In 2026 agentic-RAG, corrective-RAG, and self-RAG patterns, contextual relevancy is the trigger for an additional retrieval step. The agent decides “this context is irrelevant, rewrite the query and try again” — but only when relevancy is measured per chunk per query, not as a batch-level aggregate. Compliance-sensitive RAG routes treat low relevancy as a refusal signal so the agent does not paper over a missing document with general knowledge. Unlike Ragas, which exposes a comparable metric in a separate library, FutureAGI’s fi.evals runs all RAG metrics under one contract so RAG dashboards do not stitch across tools.

How FutureAGI Handles the Contextual Relevancy RAG Metric

FutureAGI’s approach is to ship contextual relevancy as one signal inside a coherent RAG evaluation suite. The relevant evaluators: fi.evals.ContextRelevance for query-only relevance, fi.evals.ContextRelevanceToResponse for response-aware relevance, fi.evals.ContextPrecision for ranking quality, fi.evals.ContextRecall for completeness, fi.evals.Faithfulness and fi.evals.RAGFaithfulness for grounding, and fi.evals.RAGScore as a composite. All run on the same query / contexts / response payload and emit comparable 0–1 scores.

A concrete example: a customer-support RAG team is investigating a faithfulness regression on a knowledge-base release. They run RAGScoreDetailed on the affected window. The breakdown shows context relevance dropped 0.18, context recall held flat, faithfulness dropped 0.12. The localization is clear — retrieval started returning irrelevant chunks because the new embedding model interacts badly with the new chunking strategy.

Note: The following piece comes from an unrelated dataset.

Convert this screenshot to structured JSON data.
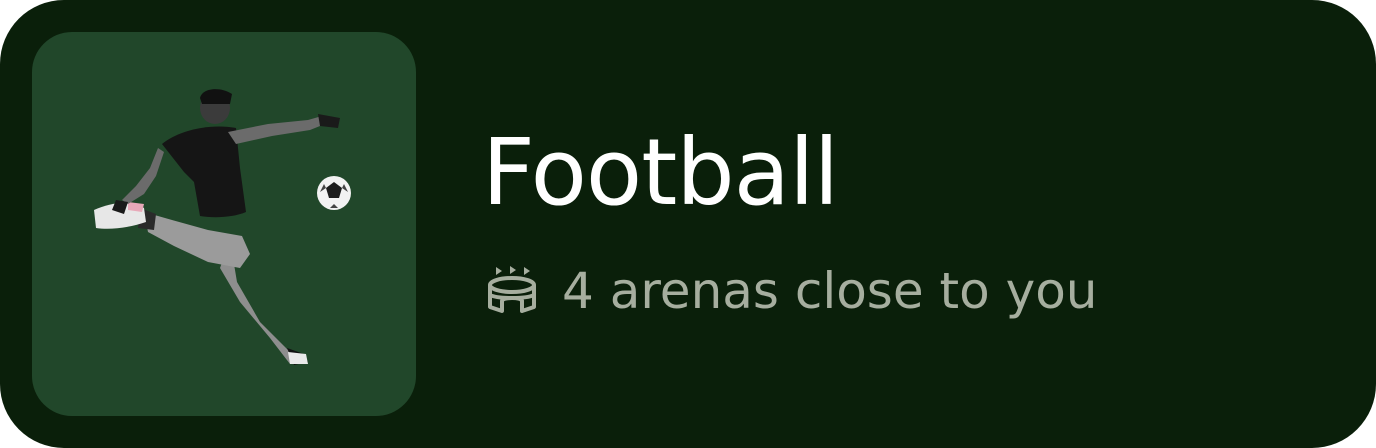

The fix is to align embedding-and-chunking versions in the retrieval pipeline, with regression eval against a frozen Dataset of 500 representative tickets, gated in CI so the embedding-chunker mismatch cannot recur.

We have found that the contextual relevancy RAG metric is the single most useful localization signal in a multi-component RAG failure — it cleanly separates “your retriever failed” from “your model failed,” which directs the engineering team to the right component on day one of an incident.

How to Measure or Detect It

Wire up the contextual relevancy RAG metric inside a full evaluation suite:

fi.evals.ContextRelevance — per-chunk and aggregate relevance to the query, returns a 0–1 score and per-chunk reasons.
fi.evals.ContextRelevanceToResponse — response-aware relevance, sharper for downstream attribution when the answer is already produced.
fi.evals.RAGScore / fi.evals.RAGScoreDetailed — composite RAG score for an end-to-end view across retrieval and generation.
fi.evals.Faithfulness — pair to localize retrieval vs. generation failure on the same trace.
OTel attribute retrieval.documents — the chunk list the evaluator scores; pair with retrieval.query and llm.output on the RAG span.
Dashboard signals — relevance-fail-rate by retriever version, by embedding model, by chunking strategy, and by query cohort.

from fi.evals import ContextRelevance, RAGScoreDetailed

rel = ContextRelevance().evaluate([{
    "query": "What does the parts warranty cover?",
    "contexts": [
        "Parts and labor warranty: 12 months from delivery.",
        "Free shipping over $50.",
    ],
}])

full = RAGScoreDetailed().evaluate([{
    "query": "...",
    "contexts": [...],
    "response": "...",
}])

Common Mistakes

Reading relevancy without grounding. A relevant context with low faithfulness still produces hallucinations; read both.
Single-number reporting. Per-chunk breakdown shows where the retriever poisoned the context.
Skipping the response-aware variant. ContextRelevanceToResponse is sharper when localizing a specific failed answer.
Treating low relevancy as a model bug. It almost always points upstream to embeddings, chunking, or reranking.
No regression cohort. Without a frozen dataset of representative queries, version-to-version comparisons are noisy.